What is the difference between a Taylor series and a Maclaurin series?
[answer]
A Taylor series of \(f(x)\) is
\[f(x-a) = f(a) + f'(a)(x-a) + \frac{1}{2!}f''(a)(x-a)^2 + \dots,\] while the Maclaurin series is the special case for \(a= 0\).
Write the first three nonzero terms of the Maclaurin series representation of \(e^x \), \(\sin x \), \(\cos x \), and \(\tan x \).
[answer]
\begin{align*}
e^x&\simeq 1 + x + \frac{x^2}{2!}\\
\sin x &\simeq x - \frac{x^3}{3!} + \frac{x^5}{5!}\\
\cos x &\simeq 1 - \frac{x^2}{2!} + \frac{x^4}{4!}\\
\tan x & \simeq x + \frac{x^3}{3} \tag*{Sorry, I will go no higher.}
\end{align*}
Show that \( \cos x = (e^{jx} + e^{-jx})/2\), \( \sin x = (e^{jx} - e^{-jx})/2j\).

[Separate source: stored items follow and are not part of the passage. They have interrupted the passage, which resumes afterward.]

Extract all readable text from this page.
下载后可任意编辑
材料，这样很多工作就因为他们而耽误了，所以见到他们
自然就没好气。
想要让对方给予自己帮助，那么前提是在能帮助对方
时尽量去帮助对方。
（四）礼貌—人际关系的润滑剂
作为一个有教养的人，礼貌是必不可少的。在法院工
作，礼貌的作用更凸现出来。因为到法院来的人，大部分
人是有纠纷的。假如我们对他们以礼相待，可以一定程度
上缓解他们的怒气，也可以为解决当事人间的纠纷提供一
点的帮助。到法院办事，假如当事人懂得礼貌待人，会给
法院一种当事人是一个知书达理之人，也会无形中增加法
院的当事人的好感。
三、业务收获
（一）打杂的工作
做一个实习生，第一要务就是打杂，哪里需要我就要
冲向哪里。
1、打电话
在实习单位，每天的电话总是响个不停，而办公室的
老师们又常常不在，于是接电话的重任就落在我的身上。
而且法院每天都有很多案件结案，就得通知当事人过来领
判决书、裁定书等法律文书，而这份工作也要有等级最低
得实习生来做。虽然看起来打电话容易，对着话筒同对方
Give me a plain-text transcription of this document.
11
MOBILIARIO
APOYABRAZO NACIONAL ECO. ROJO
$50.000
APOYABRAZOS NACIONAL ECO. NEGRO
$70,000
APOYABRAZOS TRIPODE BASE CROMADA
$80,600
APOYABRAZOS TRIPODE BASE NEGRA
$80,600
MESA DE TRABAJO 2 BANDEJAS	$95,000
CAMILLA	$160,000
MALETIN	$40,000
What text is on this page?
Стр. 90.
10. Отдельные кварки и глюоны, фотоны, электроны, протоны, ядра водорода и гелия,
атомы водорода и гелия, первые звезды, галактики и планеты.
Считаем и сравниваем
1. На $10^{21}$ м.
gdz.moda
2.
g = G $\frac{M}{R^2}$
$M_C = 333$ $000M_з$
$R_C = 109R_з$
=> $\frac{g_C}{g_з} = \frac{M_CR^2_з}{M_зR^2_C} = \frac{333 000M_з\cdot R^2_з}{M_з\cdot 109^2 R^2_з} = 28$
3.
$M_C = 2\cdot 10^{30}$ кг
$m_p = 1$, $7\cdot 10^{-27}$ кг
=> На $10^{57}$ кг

Write the first three terms of the Maclaurin series representation of \(\ln (1+x)\).
[answer]
\[\ln (1+x) \simeq x - \frac{x^2}{2} + \frac{x^3}{3} \text{ near } x = 0\]
Write the first three terms of the Maclaurin series representation of \(\ln (1-x)\)
[answer]
\[\ln (1-x) \simeq -x - \frac{x^2}{2} - \frac{x^3}{3} \text{ near } x = 0\]
Write the first three terms of the Taylor series representation of \(\ln (-x)\) about \(x= -1\). Verify your answer for by checking that it can be obtained from the previous expansion for \(\ln (1-x)\) by shifting the latter one unit in the negative \(x\) direction.
[answer]
\[\ln (-x) \simeq -(x+1) - \frac{(x+1)^2}{2} - \frac{(x+1)^3}{3} \text{ near } x = -1\] This matches the previous result when the previous result is shifted one unit in the \(-x\) direction.